2. Surprising finds in Canada
Finally my time to shine. I worked as sort of a secondary garbage man (I was on the truck when they needed an extra hand or the main guy was sick) and from the short time I have a list of the things I found. And some of the more valuable things the other guys acquired. Mind you this is from a small canadian town.
A working PS3. A working iphone 4, (this was before the 5 was introduced) 2 laptop computers. (Monitors were broken, and nothing else) Multiple desktop PCs. An fm transmitter. Every tool you would ever need. An n64 with a few games. 5 bottles of unopened hard liquor. All sorts of hunting equipment. And furniture. Lots of good furniture that I ended up refurbishing and selling.

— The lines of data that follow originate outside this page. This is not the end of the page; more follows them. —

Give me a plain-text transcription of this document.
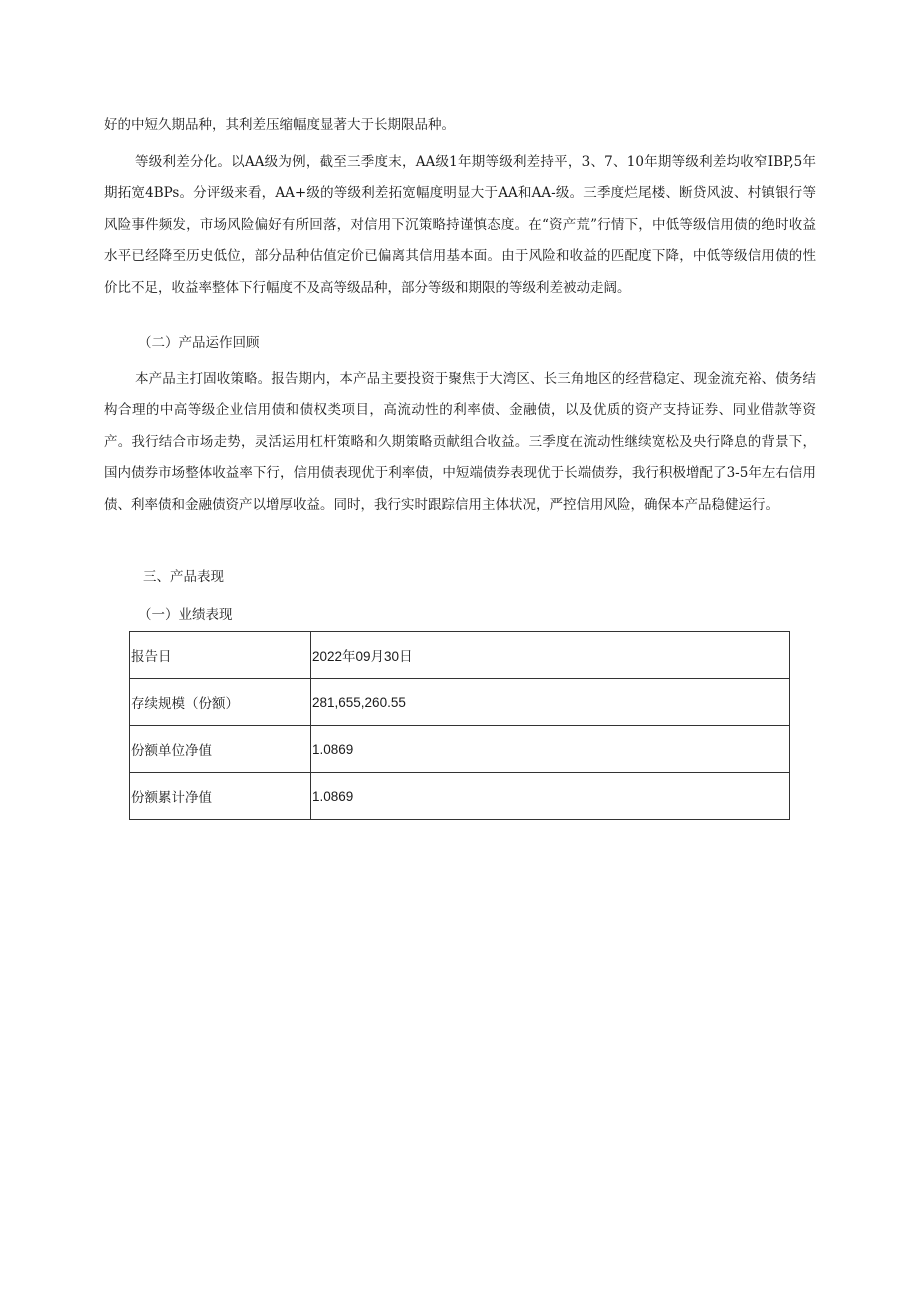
好的中短久期品种，其利差压缩幅度显著大于长期限品种。

等级利差分化。以AA级为例，截至三季度末，AA级1年期等级利差持平，3、7、10年期等级利差均收窄IBP,5年期拓宽4BPs。分评级来看，AA+级的等级利差拓宽幅度明显大于AA和AA-级。三季度烂尾楼、断贷风波、村镇银行等风险事件频发，市场风险偏好有所回落，对信用下沉策略持谨慎态度。在“资产荒”行情下，中低等级信用债的绝时收益水平已经降至历史低位，部分品种估值定价已偏离其信用基本面。由于风险和收益的匹配度下降，中低等级信用债的性价比不足，收益率整体下行幅度不及高等级品种，部分等级和期限的等级利差被动走阔。

（二）产品运作回顾

本产品主打固收策略。报告期内，本产品主要投资于聚焦于大湾区、长三角地区的经营稳定、现金流充裕、债务结构合理的中高等级企业信用债和债权类项目，高流动性的利率债、金融债，以及优质的资产支持证券、同业借款等资产。我行结合市场走势，灵活运用杠杆策略和久期策略贡献组合收益。三季度在流动性继续宽松及央行降息的背景下，国内债券市场整体收益率下行，信用债表现优于利率债，中短端债券表现优于长端债券，我行积极增配了3-5年左右信用债、利率债和金融债资产以增厚收益。同时，我行实时跟踪信用主体状况，严控信用风险，确保本产品稳健运行。

三、产品表现

（一）业绩表现

报告日	2022年09月30日
存续规模（份额）	281,655,260.55
份额单位净值	1.0869
份额累计净值	1.0869
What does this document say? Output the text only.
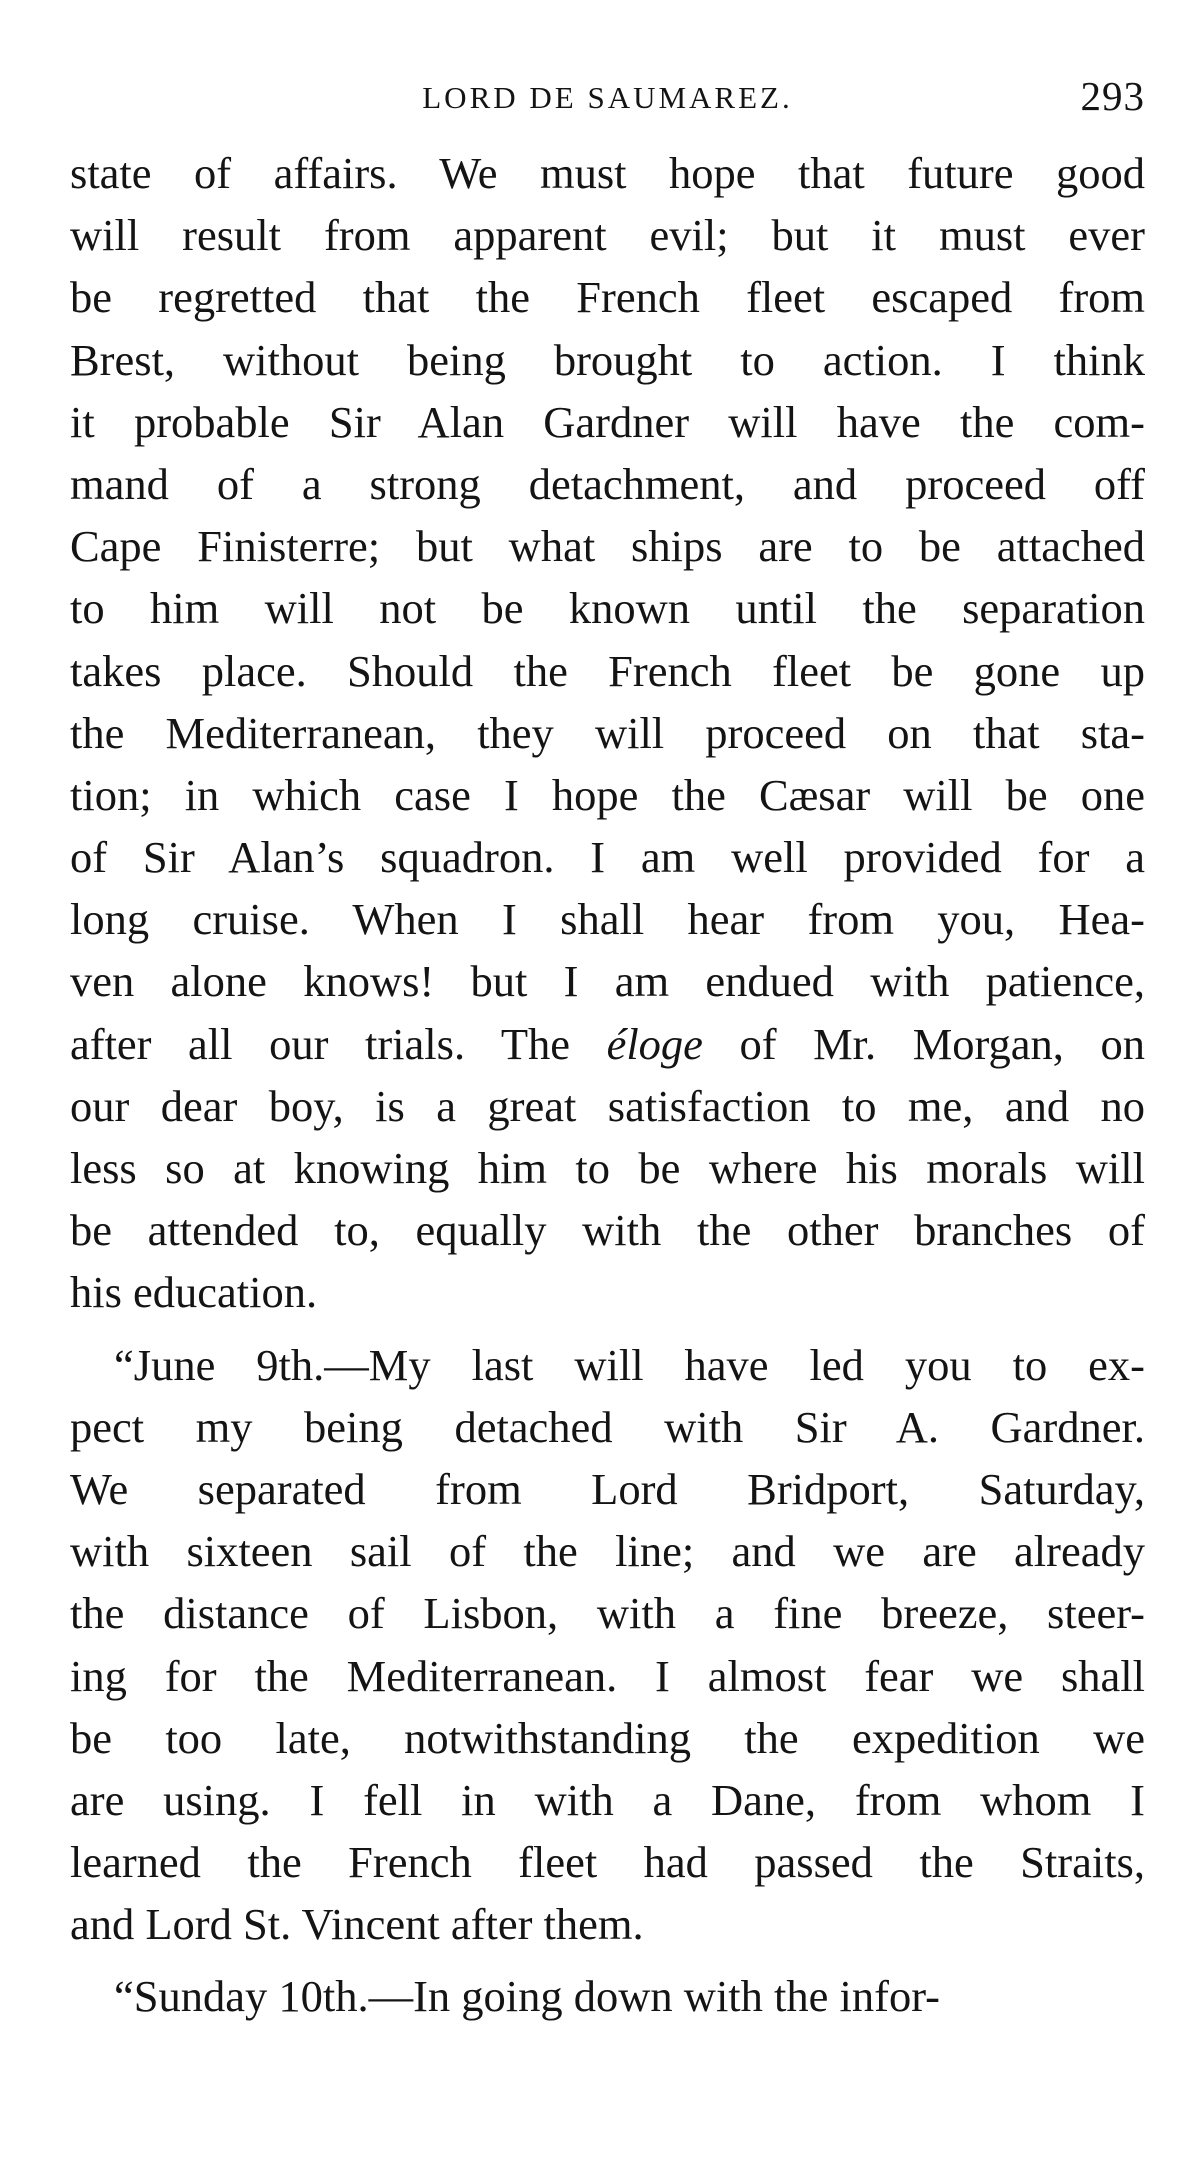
LORD DE SAUMAREZ.	293
state of affairs. We must hope that future good
will result from apparent evil; but it must ever
be regretted that the French fleet escaped from
Brest, without being brought to action. I think
it probable Sir Alan Gardner will have the com-
mand of a strong detachment, and proceed off
Cape Finisterre; but what ships are to be attached
to him will not be known until the separation
takes place. Should the French fleet be gone up
the Mediterranean, they will proceed on that sta-
tion; in which case I hope the Cæsar will be one
of Sir Alan’s squadron. I am well provided for a
long cruise. When I shall hear from you, Hea-
ven alone knows! but I am endued with patience,
after all our trials. The éloge of Mr. Morgan, on
our dear boy, is a great satisfaction to me, and no
less so at knowing him to be where his morals will
be attended to, equally with the other branches of
his education.
“June 9th.—My last will have led you to ex-
pect my being detached with Sir A. Gardner.
We separated from Lord Bridport, Saturday,
with sixteen sail of the line; and we are already
the distance of Lisbon, with a fine breeze, steer-
ing for the Mediterranean. I almost fear we shall
be too late, notwithstanding the expedition we
are using. I fell in with a Dane, from whom I
learned the French fleet had passed the Straits,
and Lord St. Vincent after them.
“Sunday 10th.—In going down with the infor-
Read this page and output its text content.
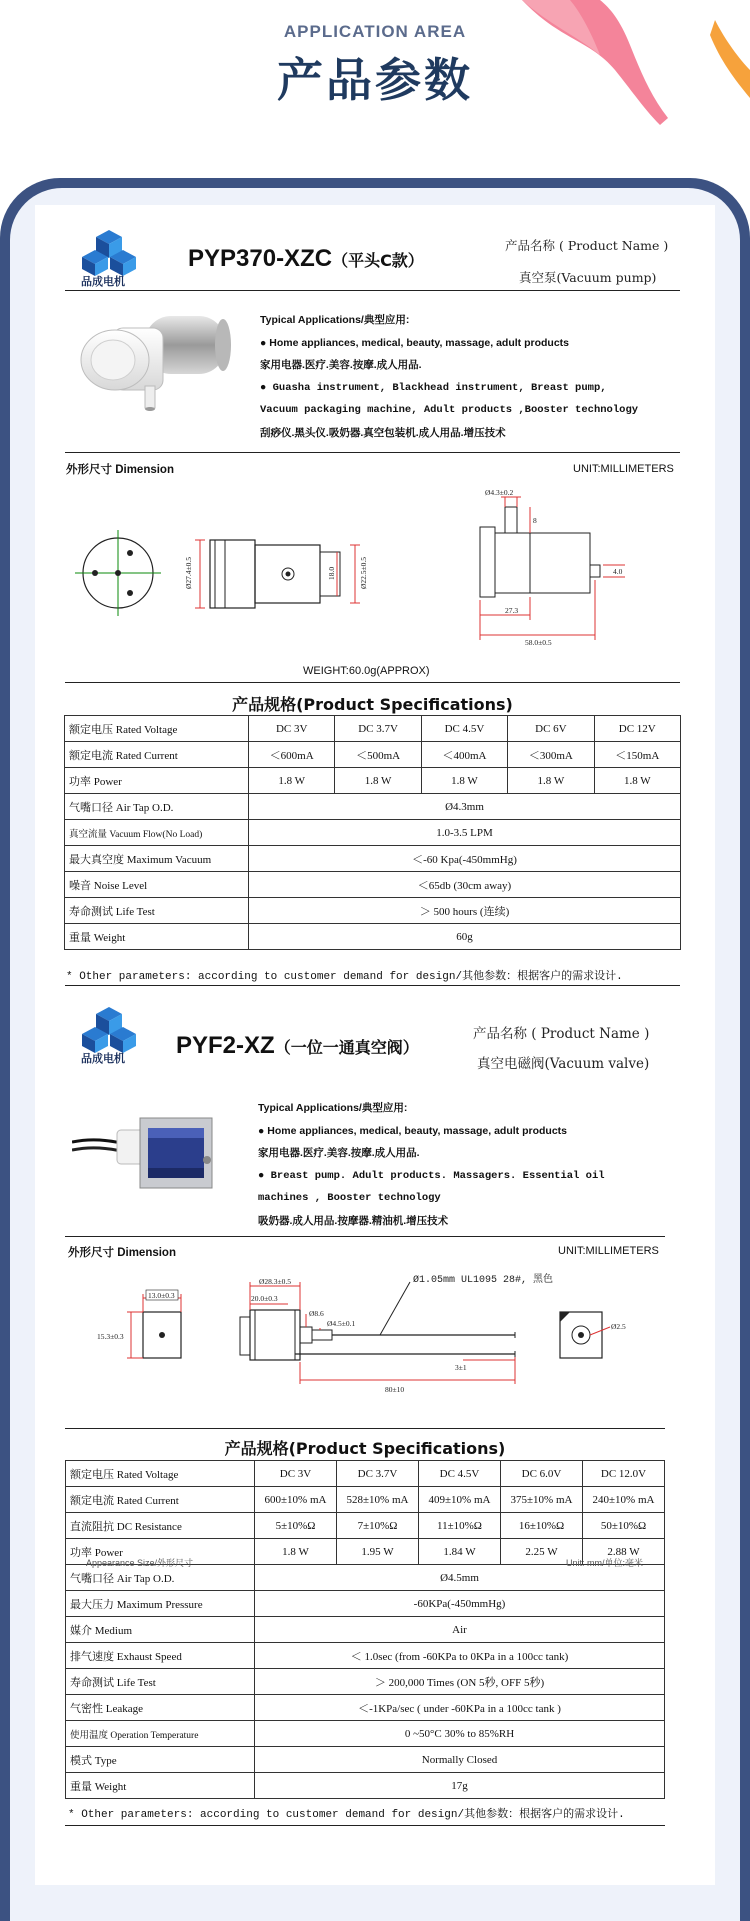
APPLICATION AREA
产品参数
品成电机
PYP370-XZC（平头C款）
产品名称 ( Product Name )
真空泵(Vacuum pump)
Typical Applications/典型应用:
● Home appliances, medical, beauty, massage, adult products
家用电器.医疗.美容.按摩.成人用品.
● Guasha instrument, Blackhead instrument, Breast pump,
Vacuum packaging machine, Adult products ,Booster technology
刮痧仪.黑头仪.吸奶器.真空包装机.成人用品.增压技术
外形尺寸 Dimension	UNIT:MILLIMETERS
Ø27.4±0.5	Ø22.5±0.5
18.0
Ø4.3±0.2
8
27.3
58.0±0.5
4.0
WEIGHT:60.0g(APPROX)
产品规格(Product Specifications)
额定电压 Rated Voltage	DC 3V	DC 3.7V	DC 4.5V	DC 6V	DC 12V
额定电流 Rated Current	＜600mA	＜500mA	＜400mA	＜300mA	＜150mA
功率 Power	1.8 W	1.8 W	1.8 W	1.8 W	1.8 W
气嘴口径 Air Tap O.D.	Ø4.3mm				
真空流量 Vacuum Flow(No Load)	1.0-3.5 LPM				
最大真空度 Maximum Vacuum	＜-60 Kpa(-450mmHg)				
噪音 Noise Level	＜65db (30cm away)				
寿命测试 Life Test	＞ 500 hours (连续)				
重量 Weight	60g				
* Other parameters: according to customer demand for design/其他参数：根据客户的需求设计.
品成电机 PYF2-XZ（一位一通真空阀）
产品名称 ( Product Name )
真空电磁阀(Vacuum valve)
Typical Applications/典型应用:
● Home appliances, medical, beauty, massage, adult products
家用电器.医疗.美容.按摩.成人用品.
● Breast pump. Adult products. Massagers. Essential oil
machines , Booster technology
吸奶器.成人用品.按摩器.精油机.增压技术
外形尺寸 Dimension	UNIT:MILLIMETERS
13.0±0.3
15.3±0.3
Ø28.3±0.5
20.0±0.3
Ø8.6
Ø4.5±0.1
Ø1.05mm UL1095 28#, 黑色
80±10
3±1
Ø2.5
产品规格(Product Specifications)
额定电压 Rated Voltage	DC 3V	DC 3.7V	DC 4.5V	DC 6.0V	DC 12.0V
额定电流 Rated Current	600±10% mA	528±10% mA	409±10% mA	375±10% mA	240±10% mA
直流阻抗 DC Resistance	5±10%Ω	7±10%Ω	11±10%Ω	16±10%Ω	50±10%Ω
功率 Power	1.8 W	1.95 W	1.84 W	2.25 W	2.88 W
气嘴口径 Air Tap O.D.	Ø4.5mm				
最大压力 Maximum Pressure	-60KPa(-450mmHg)				
媒介 Medium	Air				
排气速度 Exhaust Speed	＜ 1.0sec (from -60KPa to 0KPa in a 100cc tank)				
寿命测试 Life Test	＞ 200,000 Times (ON 5秒, OFF 5秒)				
气密性 Leakage	＜-1KPa/sec ( under -60KPa in a 100cc tank )				
使用温度 Operation Temperature	0 ~50°C 30% to 85%RH				
模式 Type	Normally Closed				
重量 Weight	17g				
Appearance Size/外形尺寸	Unit: mm/单位:毫米
* Other parameters: according to customer demand for design/其他参数：根据客户的需求设计.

A lot of what I found was technology, simply because I had an eye for it.
The main garbage man had a room in his house dedicated to the things he found. From $400 snowboards to full toolboxes and audio systems. And the truck driver made about an extra $500 every two months from recycling cans people would throw out.
I also stumbled across a $100 bill once at the landfill.
1. A new pet
My dad was a garbage man for most of my childhood and he has some good stories. One of my favorite (not disgusting…but could have been) ones is that he found a live duck in the garbage right before he was going to throw a can. He got it out and took it home and we kept it for several years while we lived in the country. After we moved we let him go in a local park where lots of ducks lived.